As we did not study the anxiety scores of the patients participating in our study, our results may not be able to determine the correlation of anxiety level with the BP readings taken at each point in the clinic. However, we believe that the accentuated rise in BP in the physician’s presence amongst the hypertensive patients is due to the greater effect of alert response of the clinic visit amongst these patients and this is similar to Spruill et al’s study where they showed that the patients’ perception of being hypertensive confers a greater state anxiety score and therefore white-coat effect [9]. Similarly, Pickering et al. identified that almost all patients with hypertension had at least some level of white-coat effect [16].

There are two theories to explain the white-coat phenomenon. The generalized anxiety theory states that the patients with a general tendency of getting anxious display white-coat hypertension [17]. The second theory of classical conditioning suggests that white-coat hypertensive patients are those who have previously been exposed to disagreeable stimuli like a poor diagnosis or a painful procedure in the clinic room, i.e. an unconditioned stimulus which, when paired with conditioned stimuli like the physician’s white coat or the office environment, leads to anxiety and therefore elevated BP [14, 18]. Although our results might not be able to prove a correlation, they do lend support to the classical conditioning theory whereby the stimulus of meeting the physician increase both hypertensive and normotensive patients’ BP readings which later decreases once the stress factor of meeting the physician is over. In all the three points in the clinic where BP and pulse were measured, the clinic room/ unconditioned stimuli in the environment remains the same. In such a scenario, the maximum rise in the BP occurs in the presence of the physician thereby we can hypothesize that the alert response is shown due to the physicians presence.

Conclusion

Both hypertensive and normotensive patients show congruent hemodynamic trends during a physician-patient encounter, the alert response being accentuated in the diagnosed hypertensive.

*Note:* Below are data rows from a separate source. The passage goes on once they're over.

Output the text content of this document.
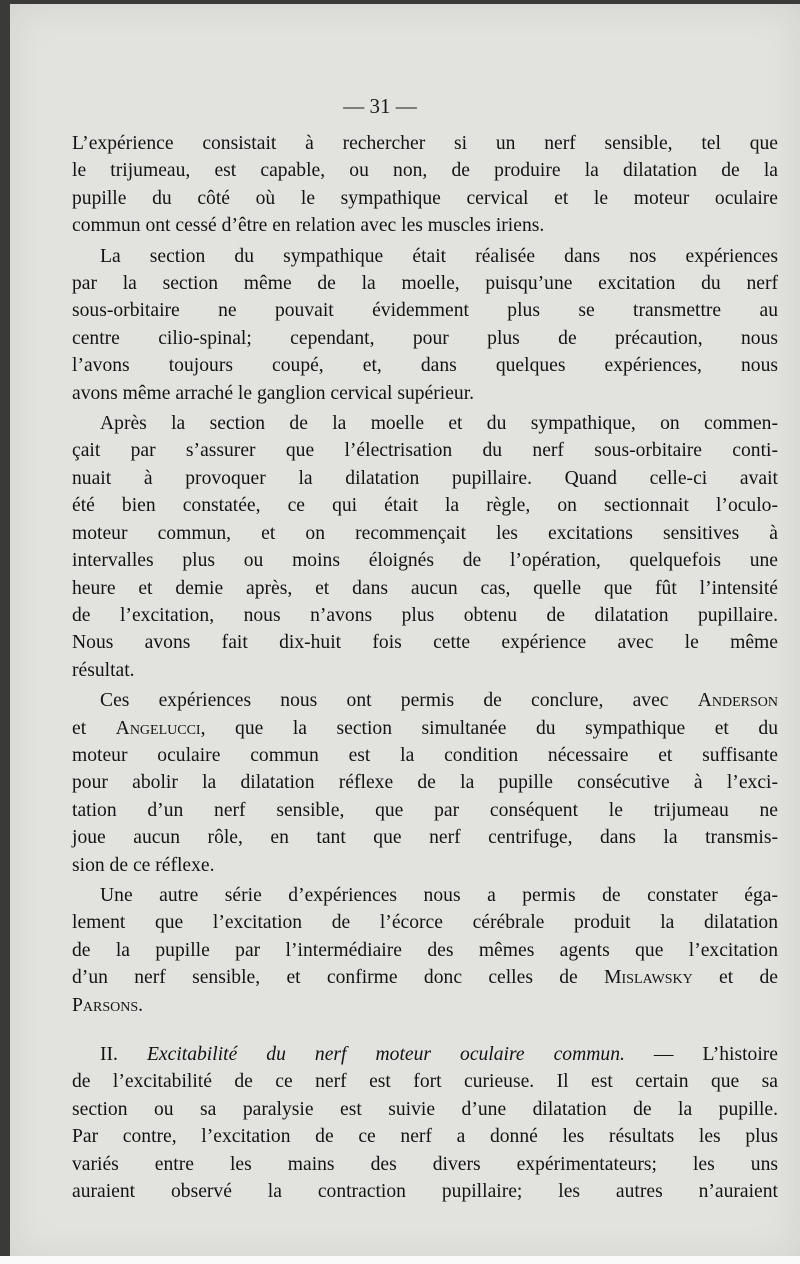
— 31 —

L’expérience consistait à rechercher si un nerf sensible, tel que
le trijumeau, est capable, ou non, de produire la dilatation de la
pupille du côté où le sympathique cervical et le moteur oculaire
commun ont cessé d’être en relation avec les muscles iriens.

La section du sympathique était réalisée dans nos expériences
par la section même de la moelle, puisqu’une excitation du nerf
sous-orbitaire ne pouvait évidemment plus se transmettre au
centre cilio-spinal; cependant, pour plus de précaution, nous
l’avons toujours coupé, et, dans quelques expériences, nous
avons même arraché le ganglion cervical supérieur.

Après la section de la moelle et du sympathique, on commen-
çait par s’assurer que l’électrisation du nerf sous-orbitaire conti-
nuait à provoquer la dilatation pupillaire. Quand celle-ci avait
été bien constatée, ce qui était la règle, on sectionnait l’oculo-
moteur commun, et on recommençait les excitations sensitives à
intervalles plus ou moins éloignés de l’opération, quelquefois une
heure et demie après, et dans aucun cas, quelle que fût l’intensité
de l’excitation, nous n’avons plus obtenu de dilatation pupillaire.
Nous avons fait dix-huit fois cette expérience avec le même
résultat.

Ces expériences nous ont permis de conclure, avec Anderson
et Angelucci, que la section simultanée du sympathique et du
moteur oculaire commun est la condition nécessaire et suffisante
pour abolir la dilatation réflexe de la pupille consécutive à l’exci-
tation d’un nerf sensible, que par conséquent le trijumeau ne
joue aucun rôle, en tant que nerf centrifuge, dans la transmis-
sion de ce réflexe.

Une autre série d’expériences nous a permis de constater éga-
lement que l’excitation de l’écorce cérébrale produit la dilatation
de la pupille par l’intermédiaire des mêmes agents que l’excitation
d’un nerf sensible, et confirme donc celles de Mislawsky et de
Parsons.

II. Excitabilité du nerf moteur oculaire commun. — L’histoire
de l’excitabilité de ce nerf est fort curieuse. Il est certain que sa
section ou sa paralysie est suivie d’une dilatation de la pupille.
Par contre, l’excitation de ce nerf a donné les résultats les plus
variés entre les mains des divers expérimentateurs; les uns
auraient observé la contraction pupillaire; les autres n’auraient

In-clinic BP readings are higher for both hypertensive and normotensive patients, therefore, they are not reliable to screen or manage hypertension in both the groups.

Limitations

  • It is possible that different antihypertensive medications may modify the BP response shown by the participants which was not studied due to a limited sample size.

  • The level of anxiety among our study participants were not studied therefore we were not able to correlate BP readings with anxiety scores.

  • The readings were taken by three different observers as is the norm in a routine clinic setting, therefore, it is possible that this may have an implication on the white-coat phenomenon, however standardization was ensured by using an automated, validated BP device and same method of BP measurements.

  • Our results were not stratified according to age and gender, it is possible that different age groups and different gender groups may show a difference in BP trends.

  • The study was conducted in cardiology clinics at a single center, therefore, generalization may be limited.